Freud, Lacan, Lambotte, Green, Kristeva et quelques autres : les travaux psychanalytiques de référence sur la mélancolie sont longuement évoqués (ce livre est tiré d’une thèse de doctorat en psychologie), et un tel rappel est en soi le bienvenu. Le problème est que la mise en place de cet arrimage théorique est poussive et qu’elle flirte très vite avec la confusion. Ainsi, s’il cite un peu Abraham et Torok (1978), Escande ne distingue nullement les états mélancoliques observés lors de l’ouverture d’une crypte dans le Moi constituée à la suite d’une catastrophe personnelle, familiale ou sociale, des formes originaires de la mélancolie liées aux aléas du commencement de la vie psychique.
Pris dans un mouvement d’enlisement, le lecteur se cramponne en se disant qu’il sera récompensé par un passage en revue de la littérature psychanalytique spécifiquement consacrée aux liens entre la dépression, le deuil, la mélancolie et la toxicomanie. Et là, il déchante fortement. Certes, l’auteur fait ici et là mention des travaux de Hassoun sur la question (encore qu’il ne se base pas sur le texte le mieux ciblé de cet auteur sur la question : « Janus mélancolique », in Ehrenberg A. et al., Individus sous influence, Esprit, 1991,191-202), mais on ne trouve nulle trace des recherches : de Rado (1933) sur le cycle dépression-euphorie dans l’expérience toxicomaniaque; de Rosenfeld (1961) sur la proximité de la dépendance à la drogue et des états maniaco-dépressifs; de Guillaumin (1981), Merini (1988), Rousseaux (1992) et Faruch (1992) sur le rôle de suppression du deuil que joue la toxicomanie; de Wurmser (1982) au sujet de la pathologie du surmoi et de l’idéal du moi chez les toxicomanes; de Petit (1987) et Le Poulichet (1987) sur le deuil impossible dans la toxicomanie; des liens entre les fantasmes d’incorporation et les usages de drogues esquissés par Geberovitch (1984), Vallée (1990), Charles-Nicolas (1990) et Pagès-Berthier (1992); de Hachet (1996,2000) sur les particularités des cryptes et des fantômes chez les consommateurs d’héroïne et de cannabis et sur la manière d’approcher et de modifier ces occurrences en psychothérapie, et j’en passe.
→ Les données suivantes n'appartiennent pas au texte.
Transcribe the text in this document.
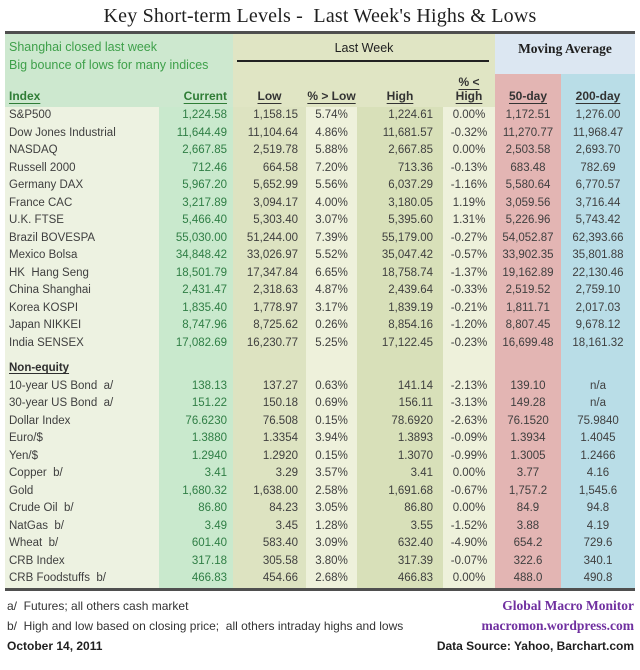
Key Short-term Levels -  Last Week's Highs & Lows
Shanghai closed last week
Big bounce of lows for many indices
Last Week	Moving Average
Index	Current	Low	% > Low	High	% < High	50-day	200-day
S&P500	1,224.58	1,158.15	5.74%	1,224.61	0.00%	1,172.51	1,276.00
Dow Jones Industrial	11,644.49	11,104.64	4.86%	11,681.57	-0.32%	11,270.77	11,968.47
NASDAQ	2,667.85	2,519.78	5.88%	2,667.85	0.00%	2,503.58	2,693.70
Russell 2000	712.46	664.58	7.20%	713.36	-0.13%	683.48	782.69
Germany DAX	5,967.20	5,652.99	5.56%	6,037.29	-1.16%	5,580.64	6,770.57
France CAC	3,217.89	3,094.17	4.00%	3,180.05	1.19%	3,059.56	3,716.44
U.K. FTSE	5,466.40	5,303.40	3.07%	5,395.60	1.31%	5,226.96	5,743.42
Brazil BOVESPA	55,030.00	51,244.00	7.39%	55,179.00	-0.27%	54,052.87	62,393.66
Mexico Bolsa	34,848.42	33,026.97	5.52%	35,047.42	-0.57%	33,902.35	35,801.88
HK  Hang Seng	18,501.79	17,347.84	6.65%	18,758.74	-1.37%	19,162.89	22,130.46
China Shanghai	2,431.47	2,318.63	4.87%	2,439.64	-0.33%	2,519.52	2,759.10
Korea KOSPI	1,835.40	1,778.97	3.17%	1,839.19	-0.21%	1,811.71	2,017.03
Japan NIKKEI	8,747.96	8,725.62	0.26%	8,854.16	-1.20%	8,807.45	9,678.12
India SENSEX	17,082.69	16,230.77	5.25%	17,122.45	-0.23%	16,699.48	18,161.32

Non-equity							
10-year US Bond  a/	138.13	137.27	0.63%	141.14	-2.13%	139.10	n/a
30-year US Bond  a/	151.22	150.18	0.69%	156.11	-3.13%	149.28	n/a
Dollar Index	76.6230	76.508	0.15%	78.6920	-2.63%	76.1520	75.9840
Euro/$	1.3880	1.3354	3.94%	1.3893	-0.09%	1.3934	1.4045
Yen/$	1.2940	1.2920	0.15%	1.3070	-0.99%	1.3005	1.2466
Copper  b/	3.41	3.29	3.57%	3.41	0.00%	3.77	4.16
Gold	1,680.32	1,638.00	2.58%	1,691.68	-0.67%	1,757.2	1,545.6
Crude Oil  b/	86.80	84.23	3.05%	86.80	0.00%	84.9	94.8
NatGas  b/	3.49	3.45	1.28%	3.55	-1.52%	3.88	4.19
Wheat  b/	601.40	583.40	3.09%	632.40	-4.90%	654.2	729.6
CRB Index	317.18	305.58	3.80%	317.39	-0.07%	322.6	340.1
CRB Foodstuffs  b/	466.83	454.66	2.68%	466.83	0.00%	488.0	490.8
a/  Futures; all others cash market
b/  High and low based on closing price;  all others intraday highs and lows
October 14, 2011
Global Macro Monitor
macromon.wordpress.com
Data Source: Yahoo, Barchart.com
Sur le plan clinique, bien que ce livre soit la « conséquence de plusieurs années de pratiques psychothérapiques avec des personnes dépendantes des drogues et rencontrées dans des structures de soins » (p. 9), l’auteur fait preuve d’une extrême parcimonie en matière d’observations. Celle de Marie, une jeune fille endeuillée de sa mère et dont les conduites sexuelles compulsives paraissent mettre en acte un secret douloureux qui était encrypté dans le Moi de cette dernière (à savoir que cette femme a conçu Marie de manière incestueuse, avec son propre père) et dont notre collègue avait reçu la confidence, sauve tout juste le lecteur de l’exaspération.
En refermant ce livre, je n’ai pu m’empêcher de penser à l’appréciation que Jean Starobinski (1962) formula au sujet du célèbre ouvrage du philosophe Richard Burton (1621), Anatomy of Melancholy: « L’image d’un foisonnement libre et déréglé, […] mais aussi d’une accumulation qui confine à l’ennui. […] Le grand nombre, la myriade ne font pas poids. Bien au contraire, le système démesuré, le “mobile” richissime se gonfle, s’allège et devient une monstrueuse nébuleuse ». Dommage pour les intervenants en toxicomanie et pour la recherche psychanalytique.